146 AVUKAT HAKKINDA GÖZALTI TALEP ETMİŞTİ

15 Temmuz’dan sonra tutuklama ve gözaltı furyasında AKP’nin ‘Prototip Savcısı’ olma özelliğini koruyan Hasan Yılmaz, 13 Haziran 2017 tarihli talep yazısında İstanbul’da görev yapan 146 avukat hakkında gözaltı kararı uygulanmasını istemişti.

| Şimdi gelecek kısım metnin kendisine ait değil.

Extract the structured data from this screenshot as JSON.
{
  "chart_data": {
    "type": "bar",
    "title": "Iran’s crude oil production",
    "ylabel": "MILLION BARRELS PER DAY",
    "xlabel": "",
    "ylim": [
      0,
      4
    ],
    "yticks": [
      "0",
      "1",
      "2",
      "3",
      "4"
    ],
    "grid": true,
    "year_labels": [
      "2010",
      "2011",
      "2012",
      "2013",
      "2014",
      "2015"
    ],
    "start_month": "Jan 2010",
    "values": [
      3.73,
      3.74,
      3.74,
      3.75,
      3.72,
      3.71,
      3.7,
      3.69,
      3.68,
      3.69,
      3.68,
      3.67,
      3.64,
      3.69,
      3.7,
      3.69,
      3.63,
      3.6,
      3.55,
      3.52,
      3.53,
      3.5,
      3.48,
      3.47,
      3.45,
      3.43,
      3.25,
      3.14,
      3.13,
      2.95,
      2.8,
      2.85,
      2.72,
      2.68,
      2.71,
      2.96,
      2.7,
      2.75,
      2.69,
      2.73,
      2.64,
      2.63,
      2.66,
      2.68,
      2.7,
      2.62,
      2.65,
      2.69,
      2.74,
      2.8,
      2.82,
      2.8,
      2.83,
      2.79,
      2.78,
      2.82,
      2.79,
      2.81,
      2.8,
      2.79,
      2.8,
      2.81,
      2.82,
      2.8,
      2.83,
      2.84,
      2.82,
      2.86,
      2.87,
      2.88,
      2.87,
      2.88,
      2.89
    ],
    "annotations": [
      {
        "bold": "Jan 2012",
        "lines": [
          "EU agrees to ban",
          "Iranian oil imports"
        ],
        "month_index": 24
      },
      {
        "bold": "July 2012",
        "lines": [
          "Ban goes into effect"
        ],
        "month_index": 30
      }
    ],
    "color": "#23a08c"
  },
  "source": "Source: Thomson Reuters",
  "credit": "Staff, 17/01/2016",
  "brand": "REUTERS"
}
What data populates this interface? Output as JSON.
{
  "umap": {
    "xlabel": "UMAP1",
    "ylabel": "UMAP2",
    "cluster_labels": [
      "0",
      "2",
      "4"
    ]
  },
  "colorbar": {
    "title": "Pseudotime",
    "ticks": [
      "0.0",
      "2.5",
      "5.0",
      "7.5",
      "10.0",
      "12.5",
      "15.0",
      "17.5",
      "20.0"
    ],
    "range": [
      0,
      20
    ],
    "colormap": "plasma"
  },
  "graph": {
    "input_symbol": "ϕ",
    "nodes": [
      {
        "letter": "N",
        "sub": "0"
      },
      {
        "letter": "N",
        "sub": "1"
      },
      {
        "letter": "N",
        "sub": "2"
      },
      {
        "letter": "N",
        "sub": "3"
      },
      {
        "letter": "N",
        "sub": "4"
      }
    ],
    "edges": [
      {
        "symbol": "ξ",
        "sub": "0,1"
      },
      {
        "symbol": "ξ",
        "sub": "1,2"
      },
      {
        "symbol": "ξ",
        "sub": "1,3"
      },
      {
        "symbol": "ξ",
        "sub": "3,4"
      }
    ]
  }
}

POLİSİN ÖLDÜRDÜĞÜ UĞUR KURT’A ÖLÜ MUAYENE YAPMADAN ADLİ TIP’A GÖNDERMİŞTİ

İstanbul Okmeydanı’ndaki Cemevi’nde 2014 yılında bir cenazeye katılan Uğur Kurt’un, polisin açtığı ateş sonucu yaşamını yitirmişti. Kurt’un öldürülmesinden bir gün sonra, 23 Mayıs’ta yapılan ölü muayene işlemine ilişkin tutanakta Başsavcı Vekili Orhan Kapıcı’nın iddiasının aksine soruşturmayı yürüten İstanbul Başsavcılığı Terör ve Örgütlü Suçlar Soruşturma Bürosu Savcısı Hasan Yılmaz’ın değil, Bakırköy Cumhuriyet Savcısı Talip Kalkan’ın imzasının yer aldı.


Tutanakta, “22.5.2014 günü öldüğü bildirilen Uğur Kurt isimli şahsa ait cesedin nöbetçi savcı Hasan Yılmaz tarafından ölü muayenesi yapılmadan Adli Tıp Kurumu morguna gönderildiği görüldü” notu yer alıyor. Yani soruşturma savcısı Hasan Yılmaz’ın soruşturmayı yürütmesinin gerekçesi olarak gösterilen, “ölü muayene” işlemini yapmamasına rağmen soruşturmadan el çektirilmediği ortaya çıktı.